The dataset I used in this analysis is one of the datasets provided by Udacity. It contains information about flights from 1987 to 2020. Because it is a large data set I just took a portion of the data, that is 27 000 records only. The dataset can be found from this link [https://dataverse.harvard.edu/dataset.xhtml?persistentId=doi:10.7910/DVN/HG7NV7]
In my exploration I found there are 3 main correlations that is Arrival Delay vs Depature Delay, Distance vs Air Time and Carrier Delay vs Departure Delay. With strong relationship found in Arrival Delay vs Depature Delay and Distance vs Air Time. The relationship between Carrier Delay vs Departure Delay is not very strong.

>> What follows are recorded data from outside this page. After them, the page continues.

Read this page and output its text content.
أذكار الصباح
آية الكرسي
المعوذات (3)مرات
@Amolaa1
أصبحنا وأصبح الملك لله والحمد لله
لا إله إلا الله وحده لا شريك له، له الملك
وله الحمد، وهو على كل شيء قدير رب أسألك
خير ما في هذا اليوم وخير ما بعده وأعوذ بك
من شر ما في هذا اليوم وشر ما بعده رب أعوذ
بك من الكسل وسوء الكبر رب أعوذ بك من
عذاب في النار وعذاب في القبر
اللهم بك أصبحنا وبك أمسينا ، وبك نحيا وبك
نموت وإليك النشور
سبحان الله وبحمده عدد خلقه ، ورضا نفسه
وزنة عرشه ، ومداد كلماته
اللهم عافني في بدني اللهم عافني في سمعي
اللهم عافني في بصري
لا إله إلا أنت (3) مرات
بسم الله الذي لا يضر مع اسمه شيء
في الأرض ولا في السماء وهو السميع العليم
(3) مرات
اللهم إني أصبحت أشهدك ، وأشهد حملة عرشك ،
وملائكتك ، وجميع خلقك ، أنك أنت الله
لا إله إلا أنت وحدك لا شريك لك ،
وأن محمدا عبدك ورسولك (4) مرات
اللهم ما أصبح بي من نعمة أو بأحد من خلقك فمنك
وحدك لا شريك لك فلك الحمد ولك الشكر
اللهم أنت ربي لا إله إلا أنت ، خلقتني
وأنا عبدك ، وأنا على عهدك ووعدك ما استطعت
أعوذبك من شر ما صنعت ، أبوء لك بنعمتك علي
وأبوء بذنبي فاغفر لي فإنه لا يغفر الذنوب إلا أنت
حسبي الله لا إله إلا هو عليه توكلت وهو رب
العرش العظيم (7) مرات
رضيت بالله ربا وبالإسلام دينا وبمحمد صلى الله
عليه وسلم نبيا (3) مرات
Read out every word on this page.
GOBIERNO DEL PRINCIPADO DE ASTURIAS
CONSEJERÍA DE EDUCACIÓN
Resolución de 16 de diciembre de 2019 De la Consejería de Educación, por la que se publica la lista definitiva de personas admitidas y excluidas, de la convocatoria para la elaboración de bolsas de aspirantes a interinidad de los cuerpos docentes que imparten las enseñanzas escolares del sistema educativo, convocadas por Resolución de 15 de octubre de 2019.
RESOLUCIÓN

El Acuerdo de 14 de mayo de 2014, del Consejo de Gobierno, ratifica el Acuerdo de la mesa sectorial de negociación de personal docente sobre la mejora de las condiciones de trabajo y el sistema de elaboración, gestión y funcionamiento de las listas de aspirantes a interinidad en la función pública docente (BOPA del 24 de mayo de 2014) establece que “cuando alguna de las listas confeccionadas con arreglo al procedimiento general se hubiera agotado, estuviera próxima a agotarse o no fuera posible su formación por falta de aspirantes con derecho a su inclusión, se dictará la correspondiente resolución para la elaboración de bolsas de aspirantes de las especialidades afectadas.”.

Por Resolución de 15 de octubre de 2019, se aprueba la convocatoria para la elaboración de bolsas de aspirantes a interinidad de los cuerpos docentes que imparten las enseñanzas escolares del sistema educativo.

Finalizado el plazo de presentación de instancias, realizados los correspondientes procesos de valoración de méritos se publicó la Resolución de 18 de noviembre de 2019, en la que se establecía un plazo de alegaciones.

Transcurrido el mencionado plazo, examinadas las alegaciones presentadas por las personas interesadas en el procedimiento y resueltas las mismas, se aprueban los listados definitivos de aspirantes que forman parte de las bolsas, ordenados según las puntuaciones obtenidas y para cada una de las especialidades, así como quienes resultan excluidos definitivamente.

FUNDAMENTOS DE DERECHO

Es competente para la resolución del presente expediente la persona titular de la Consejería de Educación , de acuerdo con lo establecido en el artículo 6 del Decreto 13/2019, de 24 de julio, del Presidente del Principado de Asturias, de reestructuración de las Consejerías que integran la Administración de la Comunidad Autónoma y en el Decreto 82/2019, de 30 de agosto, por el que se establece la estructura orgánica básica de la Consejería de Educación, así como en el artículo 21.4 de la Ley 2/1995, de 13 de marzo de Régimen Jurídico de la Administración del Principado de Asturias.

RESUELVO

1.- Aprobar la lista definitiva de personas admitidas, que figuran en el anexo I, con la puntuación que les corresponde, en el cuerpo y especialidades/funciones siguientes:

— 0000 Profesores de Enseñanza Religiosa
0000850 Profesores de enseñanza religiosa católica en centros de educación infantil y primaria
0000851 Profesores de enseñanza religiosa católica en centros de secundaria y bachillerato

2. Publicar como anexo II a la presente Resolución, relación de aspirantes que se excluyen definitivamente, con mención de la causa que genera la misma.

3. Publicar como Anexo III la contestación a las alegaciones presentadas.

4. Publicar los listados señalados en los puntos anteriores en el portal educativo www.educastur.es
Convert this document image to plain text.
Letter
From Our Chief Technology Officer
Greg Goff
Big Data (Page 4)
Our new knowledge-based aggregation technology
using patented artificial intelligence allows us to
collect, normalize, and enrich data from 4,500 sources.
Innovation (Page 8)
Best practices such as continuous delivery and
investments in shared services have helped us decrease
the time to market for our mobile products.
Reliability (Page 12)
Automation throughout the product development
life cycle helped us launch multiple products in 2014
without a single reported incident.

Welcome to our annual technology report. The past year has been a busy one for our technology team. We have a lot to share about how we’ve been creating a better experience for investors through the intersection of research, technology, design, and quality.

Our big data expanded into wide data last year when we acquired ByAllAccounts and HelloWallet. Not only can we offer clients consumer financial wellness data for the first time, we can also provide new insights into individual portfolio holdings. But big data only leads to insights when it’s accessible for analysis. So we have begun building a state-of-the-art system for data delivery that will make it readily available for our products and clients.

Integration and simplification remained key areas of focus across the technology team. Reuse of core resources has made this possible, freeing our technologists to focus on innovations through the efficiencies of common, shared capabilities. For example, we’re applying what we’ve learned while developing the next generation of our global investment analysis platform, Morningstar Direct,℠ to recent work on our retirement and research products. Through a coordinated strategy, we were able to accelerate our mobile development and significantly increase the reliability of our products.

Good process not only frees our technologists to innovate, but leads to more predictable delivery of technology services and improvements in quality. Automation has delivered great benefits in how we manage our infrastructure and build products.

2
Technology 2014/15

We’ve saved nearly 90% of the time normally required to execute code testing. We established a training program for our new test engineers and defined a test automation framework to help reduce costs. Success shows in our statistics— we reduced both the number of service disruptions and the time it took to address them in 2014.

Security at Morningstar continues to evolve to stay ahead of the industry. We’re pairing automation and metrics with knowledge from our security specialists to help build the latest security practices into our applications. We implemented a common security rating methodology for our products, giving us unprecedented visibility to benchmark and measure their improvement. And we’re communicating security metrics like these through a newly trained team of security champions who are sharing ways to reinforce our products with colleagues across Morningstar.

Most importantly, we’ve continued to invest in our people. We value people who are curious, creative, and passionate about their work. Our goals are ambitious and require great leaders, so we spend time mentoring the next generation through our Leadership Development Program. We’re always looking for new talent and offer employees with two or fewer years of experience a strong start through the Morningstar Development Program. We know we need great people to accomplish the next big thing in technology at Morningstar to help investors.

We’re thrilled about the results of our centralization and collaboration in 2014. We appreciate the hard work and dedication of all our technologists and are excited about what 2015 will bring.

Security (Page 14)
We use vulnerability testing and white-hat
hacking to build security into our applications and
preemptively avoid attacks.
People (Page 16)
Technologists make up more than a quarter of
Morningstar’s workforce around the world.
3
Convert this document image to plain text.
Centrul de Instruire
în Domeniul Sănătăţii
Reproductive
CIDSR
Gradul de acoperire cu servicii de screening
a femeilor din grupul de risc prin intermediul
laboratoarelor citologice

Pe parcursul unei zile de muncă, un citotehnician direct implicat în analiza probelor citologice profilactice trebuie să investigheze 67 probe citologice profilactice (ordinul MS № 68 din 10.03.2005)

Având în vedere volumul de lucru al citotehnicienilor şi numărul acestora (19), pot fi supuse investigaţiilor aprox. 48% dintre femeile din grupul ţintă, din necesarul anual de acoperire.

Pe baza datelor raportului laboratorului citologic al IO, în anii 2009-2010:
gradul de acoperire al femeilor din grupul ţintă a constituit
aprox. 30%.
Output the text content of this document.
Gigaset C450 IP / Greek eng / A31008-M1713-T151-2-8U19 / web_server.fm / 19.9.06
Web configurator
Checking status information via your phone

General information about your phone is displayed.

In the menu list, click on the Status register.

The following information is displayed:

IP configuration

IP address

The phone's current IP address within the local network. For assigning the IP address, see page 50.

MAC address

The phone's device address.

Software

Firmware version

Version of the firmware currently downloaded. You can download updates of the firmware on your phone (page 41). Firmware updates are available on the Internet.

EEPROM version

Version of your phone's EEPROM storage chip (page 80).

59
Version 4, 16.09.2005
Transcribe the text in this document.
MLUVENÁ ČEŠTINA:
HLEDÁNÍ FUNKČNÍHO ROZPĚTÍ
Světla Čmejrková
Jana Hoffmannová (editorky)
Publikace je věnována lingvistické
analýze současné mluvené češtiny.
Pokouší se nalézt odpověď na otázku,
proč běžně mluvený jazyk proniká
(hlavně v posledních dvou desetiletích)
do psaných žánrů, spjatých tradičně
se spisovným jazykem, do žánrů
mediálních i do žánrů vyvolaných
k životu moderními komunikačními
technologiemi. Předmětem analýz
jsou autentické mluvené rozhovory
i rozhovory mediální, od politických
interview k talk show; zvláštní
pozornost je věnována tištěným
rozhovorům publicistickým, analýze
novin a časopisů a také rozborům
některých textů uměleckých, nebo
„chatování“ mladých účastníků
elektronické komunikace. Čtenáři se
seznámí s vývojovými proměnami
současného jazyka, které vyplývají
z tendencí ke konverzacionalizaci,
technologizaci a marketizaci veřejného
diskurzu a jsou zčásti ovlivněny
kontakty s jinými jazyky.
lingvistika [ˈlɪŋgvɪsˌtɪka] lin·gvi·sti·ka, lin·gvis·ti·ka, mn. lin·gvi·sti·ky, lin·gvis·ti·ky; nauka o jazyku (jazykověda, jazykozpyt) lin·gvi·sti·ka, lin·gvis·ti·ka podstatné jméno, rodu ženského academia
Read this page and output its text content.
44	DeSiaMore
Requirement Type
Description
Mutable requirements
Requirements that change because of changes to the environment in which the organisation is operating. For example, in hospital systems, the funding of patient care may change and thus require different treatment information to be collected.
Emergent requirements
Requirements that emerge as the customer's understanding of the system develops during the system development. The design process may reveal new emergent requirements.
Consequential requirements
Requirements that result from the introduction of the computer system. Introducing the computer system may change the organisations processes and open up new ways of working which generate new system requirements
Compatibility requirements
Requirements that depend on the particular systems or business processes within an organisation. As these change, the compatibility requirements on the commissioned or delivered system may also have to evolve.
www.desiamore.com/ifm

I also found out that origions with highest number of flights also have highest number of Departure Delays. So it is clear that there is relationship between having large number of flights and large number of delays as well. I was expecting 2020 to have the lowest number of flights since there were lockdowns in many countries. But it turned out to be above 1987. I also expected the number of flights in December to the highest due to holidays but thats not the case. Considering the monthly Depature and Arrival delays the month of August is extremely high and February extremely low. From the year 2006 there was a decline in number of delays, but this changed around 2016 with a very sharp increase since then until 2019.
Regarding delay reasons, NASDelays are the highest for all the years with LateAirCraft being the lowest cause. Looking into the reasons for cancellations, weather is the predominant cause for cancellations. The month of January being the most affected by weather cancellations. Cancellations due to Security issues only happened in the year 2020. Its suprising that in all previous years it was not an issue.
There are 3 main correlations that is Arrival Delay vs Depature Delay, Distance vs Air Time and Carrier Delay vs Departure Delay. Flight cancelations is only found in the year 2020, this is due to Covid19 pandemic.